Stefan stared at her, this girl-woman who was his daughter. Thoughts of babies with Rose danced around his head and he felt himself go all soft and vulnerable inside. “It’s been a long day. I’m exhausted,” he admitted finally. “And I love you, very, very much. I want only the best for you.”
“I know. That’s the good part. I know how much you love me, how deeply you care and how hard you’ve tried to make up for being a single parent. Not every dad would rearrange his work and life, and relocate to make his daughter’s dream come true.”
His heart filling, Stefan nodded curtly. He rubbed his
eyes, tears burning there. “I think I have a little something in my eyes,” he lied. “Sleep tight.”
In the shadows of her mother’s rose garden, Rose lifted her arms to the moon. Long ago, as a girl, she’d asked the moon to send her faeries for comfort, to hug her and love her as her mother couldn’t do.
She dropped her arms and her hands became fists. Why did making love to Stefan open the past?

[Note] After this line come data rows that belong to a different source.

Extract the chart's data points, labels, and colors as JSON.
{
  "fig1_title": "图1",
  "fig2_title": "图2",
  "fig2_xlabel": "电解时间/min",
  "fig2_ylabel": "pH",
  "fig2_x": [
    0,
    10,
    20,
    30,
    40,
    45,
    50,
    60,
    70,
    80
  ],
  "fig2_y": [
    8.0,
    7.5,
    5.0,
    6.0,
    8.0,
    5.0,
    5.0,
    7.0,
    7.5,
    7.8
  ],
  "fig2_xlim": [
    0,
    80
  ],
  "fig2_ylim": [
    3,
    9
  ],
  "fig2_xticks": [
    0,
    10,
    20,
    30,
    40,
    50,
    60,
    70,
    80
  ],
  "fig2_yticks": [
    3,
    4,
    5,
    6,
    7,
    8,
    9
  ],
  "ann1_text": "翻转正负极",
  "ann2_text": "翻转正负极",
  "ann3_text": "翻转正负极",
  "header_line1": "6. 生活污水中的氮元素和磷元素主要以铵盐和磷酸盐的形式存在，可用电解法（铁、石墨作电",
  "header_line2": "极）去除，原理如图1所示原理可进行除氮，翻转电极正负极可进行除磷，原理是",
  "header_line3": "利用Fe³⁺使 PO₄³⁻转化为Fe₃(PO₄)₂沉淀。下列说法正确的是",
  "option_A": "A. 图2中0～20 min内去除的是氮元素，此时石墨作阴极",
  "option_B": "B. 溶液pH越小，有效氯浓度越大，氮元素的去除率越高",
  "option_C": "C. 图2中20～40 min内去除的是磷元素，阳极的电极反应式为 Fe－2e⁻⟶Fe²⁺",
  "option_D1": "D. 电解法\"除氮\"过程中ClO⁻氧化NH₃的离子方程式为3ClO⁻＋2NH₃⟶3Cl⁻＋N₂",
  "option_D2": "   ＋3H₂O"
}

It had been silent so long, and she had been safe.
Her father watched her from the back porch and she knew he worried. “He’s not like the others, Rose,” Maury said gently. “You’re going to have to deal with this and what you want. Stefan is a good man, and he hasn’t had that many easy times. He’s rock-solid. He’ll understand, if you tell him. This is something you can’t control or shove away. From the looks of things it’s time you faced this—you didn’t come home last night and Sylvester Frank said that he saw your pickup at the Donatiens’ this morning. Come here, and sit by me.”

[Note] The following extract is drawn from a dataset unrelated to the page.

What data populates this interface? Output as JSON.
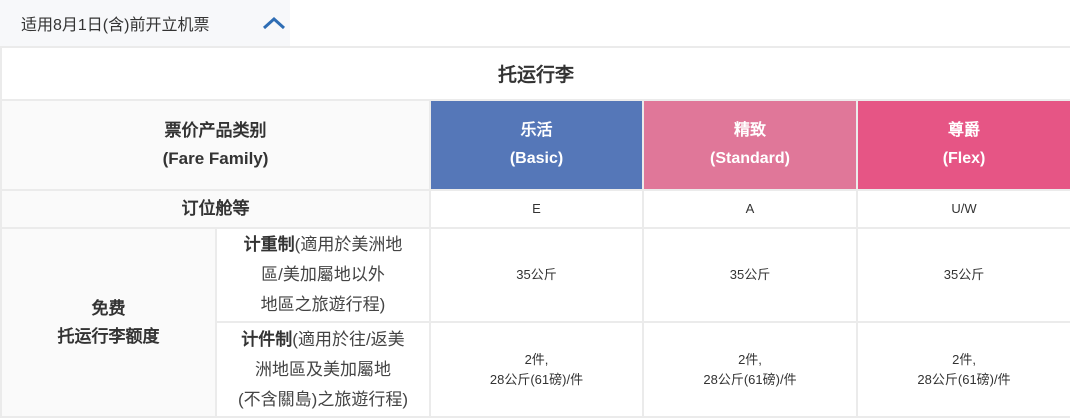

When Rose settled on the steps beside him, Maury took her hand. “I should have been there for you, Rose, but I wasn’t. You shouldn’t have had to take care of the house—or me and the business, not at such an early age. You went to school some days in the clothes you wore the day before—a pitiful, scraggly little girl with toothpicks for legs.”
“We did okay, Dad.”
He patted her hand. “You did fine. Not me. I was selfish and the bottle offered me escape from guilt. I knew your mother wanted to travel, but I’d never taken the time to indulge her. I moved in my own world, worked more hours than a happily married man should. Yvette has told me a lot about Stefan and he’s succeeded where I failed. He’s
a man you can trust, Rose. Maybe it’s time you thought about making a home of your own, and starting that family. Don’t worry about me, I’ve got plans.”
She looked at him and smiled. “Want to tell me what they are?”